Al-Bakkaa added that the law would help foreign companies to control the country’s oil reserves. “There is an article in the law that gives foreign companies the right to compete with their local counterparts to attain exploration and production contracts, which of course will be in the favour of the former which have the expertise and the technology to win most of the contracts,” he stressed.
Other Iraqi pundits argued that the new law entitles American and British companies to 20% profit rate by virtue of 30-year contracts, a case that is unprecedented in the history of all oil-rich countries.
In many seminars held in Baghdad and Amman, Iraqi oil experts voiced their fears concerning the new law. They revealed that an American consultant company, Bearing Point, put the draft of this law under the instruction of the American administration. They also accused Khalilzad of pressuring the Iraqi government to approve this “dubious” law, and would exert more pressures on parliamentarian blocs to pass it.

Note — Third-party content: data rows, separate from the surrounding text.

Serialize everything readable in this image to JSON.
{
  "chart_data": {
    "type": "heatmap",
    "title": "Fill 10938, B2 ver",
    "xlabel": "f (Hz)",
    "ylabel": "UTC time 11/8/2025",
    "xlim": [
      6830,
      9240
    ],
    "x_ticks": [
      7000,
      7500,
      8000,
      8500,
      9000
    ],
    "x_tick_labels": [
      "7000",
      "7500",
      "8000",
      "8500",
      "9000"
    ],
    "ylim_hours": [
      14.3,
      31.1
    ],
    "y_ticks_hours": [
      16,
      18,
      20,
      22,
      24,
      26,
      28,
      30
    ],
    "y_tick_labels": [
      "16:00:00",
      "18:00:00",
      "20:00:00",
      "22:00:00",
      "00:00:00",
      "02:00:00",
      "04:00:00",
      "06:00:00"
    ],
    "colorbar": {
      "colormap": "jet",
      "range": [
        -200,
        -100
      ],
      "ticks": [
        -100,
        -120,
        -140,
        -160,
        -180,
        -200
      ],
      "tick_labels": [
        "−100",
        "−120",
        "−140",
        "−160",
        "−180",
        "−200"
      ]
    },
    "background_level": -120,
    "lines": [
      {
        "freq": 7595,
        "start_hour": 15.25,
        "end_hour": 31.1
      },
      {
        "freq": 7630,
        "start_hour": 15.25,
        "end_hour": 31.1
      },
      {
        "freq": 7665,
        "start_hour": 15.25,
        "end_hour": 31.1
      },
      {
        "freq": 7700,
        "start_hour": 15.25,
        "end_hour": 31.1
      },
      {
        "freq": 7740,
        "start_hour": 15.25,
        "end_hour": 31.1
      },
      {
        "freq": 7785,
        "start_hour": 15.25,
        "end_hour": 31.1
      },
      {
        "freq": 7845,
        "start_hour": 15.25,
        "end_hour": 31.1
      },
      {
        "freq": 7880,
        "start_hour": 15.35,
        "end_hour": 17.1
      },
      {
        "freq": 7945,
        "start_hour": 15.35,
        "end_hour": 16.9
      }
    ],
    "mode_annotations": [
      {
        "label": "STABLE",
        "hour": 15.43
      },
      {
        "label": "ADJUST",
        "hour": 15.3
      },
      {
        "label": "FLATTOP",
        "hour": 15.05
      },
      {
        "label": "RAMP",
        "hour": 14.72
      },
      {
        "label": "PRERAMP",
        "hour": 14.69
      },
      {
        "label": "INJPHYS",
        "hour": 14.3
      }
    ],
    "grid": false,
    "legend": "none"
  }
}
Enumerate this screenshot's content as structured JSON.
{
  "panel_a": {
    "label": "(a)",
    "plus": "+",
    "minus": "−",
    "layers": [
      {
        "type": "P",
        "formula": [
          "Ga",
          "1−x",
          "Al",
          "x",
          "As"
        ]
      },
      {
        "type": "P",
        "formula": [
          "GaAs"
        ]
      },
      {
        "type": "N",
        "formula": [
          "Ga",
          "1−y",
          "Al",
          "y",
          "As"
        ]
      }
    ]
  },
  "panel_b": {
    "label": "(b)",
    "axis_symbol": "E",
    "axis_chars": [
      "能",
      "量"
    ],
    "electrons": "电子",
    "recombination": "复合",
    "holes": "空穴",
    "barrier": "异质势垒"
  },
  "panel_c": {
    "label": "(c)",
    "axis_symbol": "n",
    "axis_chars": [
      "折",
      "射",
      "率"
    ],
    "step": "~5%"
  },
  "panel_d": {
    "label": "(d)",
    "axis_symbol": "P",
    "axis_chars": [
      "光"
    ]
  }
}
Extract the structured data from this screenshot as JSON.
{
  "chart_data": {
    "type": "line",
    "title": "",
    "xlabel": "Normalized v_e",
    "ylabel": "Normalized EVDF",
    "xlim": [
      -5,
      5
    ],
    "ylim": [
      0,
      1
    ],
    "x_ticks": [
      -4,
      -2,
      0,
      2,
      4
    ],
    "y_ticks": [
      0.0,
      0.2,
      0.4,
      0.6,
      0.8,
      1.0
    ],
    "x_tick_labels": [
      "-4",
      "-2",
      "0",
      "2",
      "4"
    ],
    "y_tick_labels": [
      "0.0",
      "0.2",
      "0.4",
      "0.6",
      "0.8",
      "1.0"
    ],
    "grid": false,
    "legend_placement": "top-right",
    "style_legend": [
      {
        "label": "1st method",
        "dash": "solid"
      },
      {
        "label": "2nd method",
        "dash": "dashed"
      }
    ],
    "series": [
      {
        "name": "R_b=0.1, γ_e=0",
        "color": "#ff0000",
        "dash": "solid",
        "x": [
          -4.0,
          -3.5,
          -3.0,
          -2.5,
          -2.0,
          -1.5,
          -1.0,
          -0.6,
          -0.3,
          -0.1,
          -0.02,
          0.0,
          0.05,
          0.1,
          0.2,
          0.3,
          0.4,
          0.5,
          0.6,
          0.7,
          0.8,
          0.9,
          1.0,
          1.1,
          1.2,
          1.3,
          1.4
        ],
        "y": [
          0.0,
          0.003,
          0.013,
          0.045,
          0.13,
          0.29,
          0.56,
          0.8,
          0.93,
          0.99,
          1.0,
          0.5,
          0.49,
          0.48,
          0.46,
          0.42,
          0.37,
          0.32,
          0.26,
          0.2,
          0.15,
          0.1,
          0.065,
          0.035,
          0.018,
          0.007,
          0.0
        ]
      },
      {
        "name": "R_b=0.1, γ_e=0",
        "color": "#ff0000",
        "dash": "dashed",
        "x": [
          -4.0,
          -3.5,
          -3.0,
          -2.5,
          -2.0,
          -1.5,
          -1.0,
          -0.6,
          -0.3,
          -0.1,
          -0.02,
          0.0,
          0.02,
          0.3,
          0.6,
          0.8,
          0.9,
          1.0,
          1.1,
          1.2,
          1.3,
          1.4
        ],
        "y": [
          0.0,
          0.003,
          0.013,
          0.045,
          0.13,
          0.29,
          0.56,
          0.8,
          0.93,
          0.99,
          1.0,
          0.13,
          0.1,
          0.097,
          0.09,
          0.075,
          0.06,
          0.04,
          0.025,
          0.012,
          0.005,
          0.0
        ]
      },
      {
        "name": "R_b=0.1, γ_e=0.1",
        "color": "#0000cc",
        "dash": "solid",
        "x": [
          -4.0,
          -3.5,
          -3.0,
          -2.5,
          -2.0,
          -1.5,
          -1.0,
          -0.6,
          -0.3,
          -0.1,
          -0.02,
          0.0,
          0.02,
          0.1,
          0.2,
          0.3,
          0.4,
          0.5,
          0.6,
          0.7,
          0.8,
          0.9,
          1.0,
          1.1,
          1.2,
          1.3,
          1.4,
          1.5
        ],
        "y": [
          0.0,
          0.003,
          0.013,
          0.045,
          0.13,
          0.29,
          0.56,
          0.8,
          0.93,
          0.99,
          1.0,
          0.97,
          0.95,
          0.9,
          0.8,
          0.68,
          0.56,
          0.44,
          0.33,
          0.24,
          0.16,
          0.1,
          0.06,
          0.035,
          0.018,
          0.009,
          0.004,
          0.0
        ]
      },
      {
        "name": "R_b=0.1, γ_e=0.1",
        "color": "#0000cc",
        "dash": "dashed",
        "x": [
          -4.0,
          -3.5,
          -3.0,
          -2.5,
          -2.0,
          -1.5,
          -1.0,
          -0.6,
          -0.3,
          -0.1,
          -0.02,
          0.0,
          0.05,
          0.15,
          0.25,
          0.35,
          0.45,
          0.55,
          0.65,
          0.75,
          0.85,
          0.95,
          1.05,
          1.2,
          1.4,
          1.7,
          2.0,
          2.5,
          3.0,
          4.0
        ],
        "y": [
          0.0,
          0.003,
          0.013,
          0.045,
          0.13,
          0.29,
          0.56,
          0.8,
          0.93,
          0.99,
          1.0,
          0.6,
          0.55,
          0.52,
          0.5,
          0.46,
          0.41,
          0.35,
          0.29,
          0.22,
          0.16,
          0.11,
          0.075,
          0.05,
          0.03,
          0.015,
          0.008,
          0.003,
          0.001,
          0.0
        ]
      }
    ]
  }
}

On their part, Iraqi labour unions sent a letter in Arabic to Iraqi President Jalal Talbani on 8 February urging him to reconsider this kind of agreement. “Production-sharing agreements are a relic of the 1960s,” said the letter. “They will re-imprison the Iraqi economy and impinge on Iraq’s sovereignty since they only preserve the interests of foreign companies. We warn against falling into this trap.”
Labour groups have also criticised the process of drafting the law and warned that the bill is designed in favour of American and British multinationals that it could end up increasing political tensions in the war-ravaged nation. In a recent speech given by Hassan Juma, head of the Iraqi Oil Labour Union, which was published on the union’s website, he called on the Iraqi government to consult with Iraqi oil experts and to “get their opinion before indulging Iraq into an ocean of dark injustice.”
With an estimated 115 billion barrels of accessible reserves, Iraq has the third largest oil reserves after Saudi Arabia and Iran. Therefore, the sharing of oil has been a major cause of strife between Iraq’s Shiite majority and Kurds and Sunni Arabs. Most of the oil fields are located in the Shiite- dominated south, while most of the reserves are in the Kurdish north. And since the US-led invasion in 2003, production has decreased from 3.5 million barrels per day to approximately two million.